Reading Food Labels and Your Diet
Reading food labels is what we’re told to do, and it’s also something that we tend to avoid, unless we’re trying to avoid a certain substance. For example, someone who is sensitive to gluten would read labels looking for wheat and wheat by-products. I read labels on anything touted to be "naturally sweetened" to see if it has HFCS (high fructose corn syrup) and bypass any that have that ingredient.
But when is the last time you’ve read a label on a package of fresh chicken? If you’re like most, you go to the poultry section, find the cuts you want, throw it in the cart and away you go.
But maybe you’re looking for a label that says something along the lines of "100% All Natural". Ok, fine, but have you really looked at a list of "ingredients" for your humble piece of poultry?
For some packages in the grocery store, you’re getting more than just chicken.

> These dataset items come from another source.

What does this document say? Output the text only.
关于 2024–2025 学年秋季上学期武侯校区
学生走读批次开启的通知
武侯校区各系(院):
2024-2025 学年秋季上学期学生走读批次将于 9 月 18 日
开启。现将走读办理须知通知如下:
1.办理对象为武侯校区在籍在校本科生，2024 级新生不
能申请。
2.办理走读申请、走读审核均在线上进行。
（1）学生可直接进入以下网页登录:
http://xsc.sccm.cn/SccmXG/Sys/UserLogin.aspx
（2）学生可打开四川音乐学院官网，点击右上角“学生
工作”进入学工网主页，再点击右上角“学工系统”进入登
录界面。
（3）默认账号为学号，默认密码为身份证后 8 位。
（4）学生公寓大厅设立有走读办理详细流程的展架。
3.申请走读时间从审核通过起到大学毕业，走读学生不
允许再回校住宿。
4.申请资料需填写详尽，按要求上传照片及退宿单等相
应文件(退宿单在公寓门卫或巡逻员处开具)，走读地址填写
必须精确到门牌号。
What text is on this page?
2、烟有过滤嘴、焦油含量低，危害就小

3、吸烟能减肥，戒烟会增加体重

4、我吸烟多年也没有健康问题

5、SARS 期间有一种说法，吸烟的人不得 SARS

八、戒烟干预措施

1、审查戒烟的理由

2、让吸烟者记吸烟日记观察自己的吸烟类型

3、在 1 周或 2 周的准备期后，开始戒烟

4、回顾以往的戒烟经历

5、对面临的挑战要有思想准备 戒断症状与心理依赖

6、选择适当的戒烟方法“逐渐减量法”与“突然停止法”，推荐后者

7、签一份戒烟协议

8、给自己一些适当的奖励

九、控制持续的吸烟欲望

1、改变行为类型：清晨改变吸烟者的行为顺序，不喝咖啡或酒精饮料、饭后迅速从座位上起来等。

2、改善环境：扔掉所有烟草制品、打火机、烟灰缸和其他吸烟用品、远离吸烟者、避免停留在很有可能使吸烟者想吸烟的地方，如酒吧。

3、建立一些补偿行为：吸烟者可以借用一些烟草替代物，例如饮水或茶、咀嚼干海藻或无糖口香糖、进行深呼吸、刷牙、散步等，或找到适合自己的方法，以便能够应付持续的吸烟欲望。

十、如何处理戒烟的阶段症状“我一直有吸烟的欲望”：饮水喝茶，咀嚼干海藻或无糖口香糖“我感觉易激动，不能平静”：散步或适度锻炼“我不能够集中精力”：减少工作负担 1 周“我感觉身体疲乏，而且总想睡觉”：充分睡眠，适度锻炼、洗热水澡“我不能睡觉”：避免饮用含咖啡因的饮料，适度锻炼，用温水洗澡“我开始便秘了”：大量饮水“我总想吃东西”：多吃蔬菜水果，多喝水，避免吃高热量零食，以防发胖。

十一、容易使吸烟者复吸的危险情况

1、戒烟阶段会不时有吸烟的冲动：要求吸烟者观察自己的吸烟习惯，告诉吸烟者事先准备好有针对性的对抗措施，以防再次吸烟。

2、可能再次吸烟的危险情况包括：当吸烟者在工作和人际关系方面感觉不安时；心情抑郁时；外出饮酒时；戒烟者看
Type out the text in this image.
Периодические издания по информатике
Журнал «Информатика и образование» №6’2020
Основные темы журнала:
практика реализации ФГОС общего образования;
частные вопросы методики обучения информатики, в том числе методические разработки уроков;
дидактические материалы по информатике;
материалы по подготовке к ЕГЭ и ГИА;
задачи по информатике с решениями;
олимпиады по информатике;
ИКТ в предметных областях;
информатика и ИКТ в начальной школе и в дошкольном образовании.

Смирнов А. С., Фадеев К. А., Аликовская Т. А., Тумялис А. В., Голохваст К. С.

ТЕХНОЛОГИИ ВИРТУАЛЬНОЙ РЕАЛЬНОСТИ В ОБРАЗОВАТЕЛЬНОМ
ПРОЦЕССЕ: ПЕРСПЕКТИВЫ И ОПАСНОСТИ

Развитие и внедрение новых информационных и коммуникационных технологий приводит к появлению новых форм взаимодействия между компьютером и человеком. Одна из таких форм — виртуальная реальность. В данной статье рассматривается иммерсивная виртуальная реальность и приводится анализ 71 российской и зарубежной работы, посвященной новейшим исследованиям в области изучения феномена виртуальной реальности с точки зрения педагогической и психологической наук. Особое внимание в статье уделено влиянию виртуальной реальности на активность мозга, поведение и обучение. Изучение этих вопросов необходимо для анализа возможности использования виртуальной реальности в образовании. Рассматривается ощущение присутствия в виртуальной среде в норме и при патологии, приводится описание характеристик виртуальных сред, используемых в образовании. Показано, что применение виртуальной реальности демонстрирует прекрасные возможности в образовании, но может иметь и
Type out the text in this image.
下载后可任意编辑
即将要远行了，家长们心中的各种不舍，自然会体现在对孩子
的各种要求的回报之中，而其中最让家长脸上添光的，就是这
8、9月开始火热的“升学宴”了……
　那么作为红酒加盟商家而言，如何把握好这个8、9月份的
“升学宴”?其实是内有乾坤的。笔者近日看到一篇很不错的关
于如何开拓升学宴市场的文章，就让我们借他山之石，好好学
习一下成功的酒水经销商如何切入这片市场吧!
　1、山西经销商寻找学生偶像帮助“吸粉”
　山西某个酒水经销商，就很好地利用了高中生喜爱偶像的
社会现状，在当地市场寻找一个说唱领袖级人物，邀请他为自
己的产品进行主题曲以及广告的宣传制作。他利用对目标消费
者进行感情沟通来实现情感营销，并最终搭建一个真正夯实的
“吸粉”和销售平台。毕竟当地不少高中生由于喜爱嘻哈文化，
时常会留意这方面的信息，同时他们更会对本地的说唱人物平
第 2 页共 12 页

Because there may be "all natural" ingredients added to your bird.
How does extra sodium sound? Extra water? Seaweed extract? Maybe those are natural ingredients, but they sure aren’t chicken!
Now the chicken wholesalers like Pilgrim’s Pride and Tyson are saying that’s nonsense. They can label a product as all-natural because the USDA says they can. To me, it sounds like they’re using the letter of the law to defeat the spirit of the law.